残されたツナヨシが何を思う?!このバカ隼人が!」
「うるせぇ。十代目!大丈夫です。リングは死んでももって帰ります」
「・・・ばか!何のために闘ってるんだ!誰一人欠けてほしくないから、闘うんだ。強くなるんだ・・・勝ったって、キミが側にいないと、意味ないじゃない!」
「十代目・・・」
その瞬間、すべての時限爆弾が一斉に爆発した。炎上する嵐のバトルフィールド、夜空を焦がすほどの炎にツナヨシたちが息をのむ。
「獄寺くん・・・そんな」
「いや、ツナ。
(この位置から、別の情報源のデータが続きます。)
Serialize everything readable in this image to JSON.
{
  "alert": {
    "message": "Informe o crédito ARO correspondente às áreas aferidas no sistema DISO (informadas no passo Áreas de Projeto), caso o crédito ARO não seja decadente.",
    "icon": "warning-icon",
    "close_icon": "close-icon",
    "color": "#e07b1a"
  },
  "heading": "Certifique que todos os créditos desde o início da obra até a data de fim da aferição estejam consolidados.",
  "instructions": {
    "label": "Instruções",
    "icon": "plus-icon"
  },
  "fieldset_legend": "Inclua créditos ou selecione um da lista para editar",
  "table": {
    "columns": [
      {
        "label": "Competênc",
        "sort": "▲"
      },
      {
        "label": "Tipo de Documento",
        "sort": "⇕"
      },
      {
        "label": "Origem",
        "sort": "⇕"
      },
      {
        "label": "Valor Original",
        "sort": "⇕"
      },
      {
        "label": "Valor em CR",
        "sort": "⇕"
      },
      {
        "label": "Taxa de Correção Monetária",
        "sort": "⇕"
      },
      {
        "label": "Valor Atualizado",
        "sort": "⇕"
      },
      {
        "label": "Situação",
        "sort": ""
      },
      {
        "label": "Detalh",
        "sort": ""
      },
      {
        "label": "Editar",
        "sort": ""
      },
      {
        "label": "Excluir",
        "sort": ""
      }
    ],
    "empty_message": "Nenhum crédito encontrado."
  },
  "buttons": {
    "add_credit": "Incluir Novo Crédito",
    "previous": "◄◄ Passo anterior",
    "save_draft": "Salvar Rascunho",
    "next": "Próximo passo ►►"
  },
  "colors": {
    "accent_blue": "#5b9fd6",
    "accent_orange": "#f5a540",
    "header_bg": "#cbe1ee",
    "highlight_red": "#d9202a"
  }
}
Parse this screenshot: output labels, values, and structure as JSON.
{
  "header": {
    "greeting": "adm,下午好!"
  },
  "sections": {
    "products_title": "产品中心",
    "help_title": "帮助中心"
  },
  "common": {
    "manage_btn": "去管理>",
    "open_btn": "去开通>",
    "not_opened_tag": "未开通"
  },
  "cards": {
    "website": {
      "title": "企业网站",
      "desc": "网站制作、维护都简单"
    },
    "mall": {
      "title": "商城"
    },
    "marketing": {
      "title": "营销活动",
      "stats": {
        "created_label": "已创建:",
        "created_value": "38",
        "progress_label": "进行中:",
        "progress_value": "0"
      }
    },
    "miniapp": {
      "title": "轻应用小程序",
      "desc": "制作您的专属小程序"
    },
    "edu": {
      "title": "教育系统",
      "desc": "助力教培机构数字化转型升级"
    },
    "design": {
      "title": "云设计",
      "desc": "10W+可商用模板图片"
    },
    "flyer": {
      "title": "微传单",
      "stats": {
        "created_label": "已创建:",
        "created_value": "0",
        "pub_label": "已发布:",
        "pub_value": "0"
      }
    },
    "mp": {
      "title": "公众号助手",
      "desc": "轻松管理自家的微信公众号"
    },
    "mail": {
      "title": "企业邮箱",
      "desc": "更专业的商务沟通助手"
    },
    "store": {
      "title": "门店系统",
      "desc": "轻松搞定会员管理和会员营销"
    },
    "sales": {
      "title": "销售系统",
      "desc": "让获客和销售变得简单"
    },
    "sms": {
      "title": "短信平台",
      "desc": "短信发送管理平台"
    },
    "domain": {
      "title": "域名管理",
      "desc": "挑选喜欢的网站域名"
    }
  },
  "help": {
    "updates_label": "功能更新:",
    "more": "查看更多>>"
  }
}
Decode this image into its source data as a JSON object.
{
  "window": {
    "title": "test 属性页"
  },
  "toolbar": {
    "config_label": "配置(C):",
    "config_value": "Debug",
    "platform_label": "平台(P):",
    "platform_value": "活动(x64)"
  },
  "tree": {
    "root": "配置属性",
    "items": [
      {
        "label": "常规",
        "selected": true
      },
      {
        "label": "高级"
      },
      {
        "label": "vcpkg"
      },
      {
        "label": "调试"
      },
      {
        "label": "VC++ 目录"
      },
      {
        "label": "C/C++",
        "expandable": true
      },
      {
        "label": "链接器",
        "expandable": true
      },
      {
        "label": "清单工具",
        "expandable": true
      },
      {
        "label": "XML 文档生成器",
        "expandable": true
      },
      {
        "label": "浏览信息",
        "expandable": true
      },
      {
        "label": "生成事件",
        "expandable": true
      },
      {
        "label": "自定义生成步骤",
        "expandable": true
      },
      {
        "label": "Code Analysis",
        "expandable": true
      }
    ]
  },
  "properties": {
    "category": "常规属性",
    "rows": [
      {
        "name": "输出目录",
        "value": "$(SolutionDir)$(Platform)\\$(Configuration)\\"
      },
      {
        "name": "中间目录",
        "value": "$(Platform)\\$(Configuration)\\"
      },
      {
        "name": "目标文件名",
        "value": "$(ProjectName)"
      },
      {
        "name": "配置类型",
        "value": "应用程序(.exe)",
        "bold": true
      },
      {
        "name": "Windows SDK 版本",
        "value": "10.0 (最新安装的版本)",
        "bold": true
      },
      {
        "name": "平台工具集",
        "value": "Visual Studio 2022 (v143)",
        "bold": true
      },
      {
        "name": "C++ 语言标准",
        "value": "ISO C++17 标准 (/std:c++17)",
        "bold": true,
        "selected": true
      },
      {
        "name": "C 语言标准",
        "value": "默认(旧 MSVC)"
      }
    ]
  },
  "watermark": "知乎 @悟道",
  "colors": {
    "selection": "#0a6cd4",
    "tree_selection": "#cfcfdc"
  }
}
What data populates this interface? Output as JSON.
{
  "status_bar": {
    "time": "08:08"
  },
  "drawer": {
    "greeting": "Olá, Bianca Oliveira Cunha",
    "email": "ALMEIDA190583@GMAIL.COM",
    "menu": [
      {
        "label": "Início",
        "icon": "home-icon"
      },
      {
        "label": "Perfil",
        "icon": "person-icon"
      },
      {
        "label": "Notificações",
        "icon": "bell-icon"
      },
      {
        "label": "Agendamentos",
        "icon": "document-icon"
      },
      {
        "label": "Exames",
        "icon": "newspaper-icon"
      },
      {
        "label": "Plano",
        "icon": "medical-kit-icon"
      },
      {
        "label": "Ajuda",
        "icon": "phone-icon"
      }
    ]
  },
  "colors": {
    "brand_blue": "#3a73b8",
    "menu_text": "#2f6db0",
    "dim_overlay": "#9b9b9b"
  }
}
あれを見ろ!」
山本が指さす方向には、見慣れた人影。
「獄寺くん!」気力を使い果たし倒れる獄寺に、ツナヨシ達は急いで駆け寄る。
「スンマセン、十代目。オレ・・・」
(あなたのためにこの命を使うと、そう決めたのに。覚悟したのに。それなのに・・・)
「いいんだ、獄寺くん。キミが生きててくれてうれしい・・・ありがとう」
「っ、なに言ってんスか!負けてんスよ、オレ!」
にっこりと笑うツナヨシの瞳に泣いた形跡をみつけ、獄寺はハッと息をのむ。


しかし、獄寺の無事をよろこぶツナヨシたちに、チェルベッロの冷酷な宣告が下される。
「では<嵐>の守護者のバトル結果を発表します。勝者はベルフェゴール。よって<嵐>のリングはヴァリアー側の所持するところとなります」
「う゛ぉぉぉい。やったぜ」
「さすがにベルだね」
「くははっはは、カス同士仲間ごっこか。どうした、チビ。もう後がないぞ?」
「ザンザス・・・」


3対1、ツナヨシ達にとって崖っぷちの状況。
―――次の対戦は<雨>の守護者。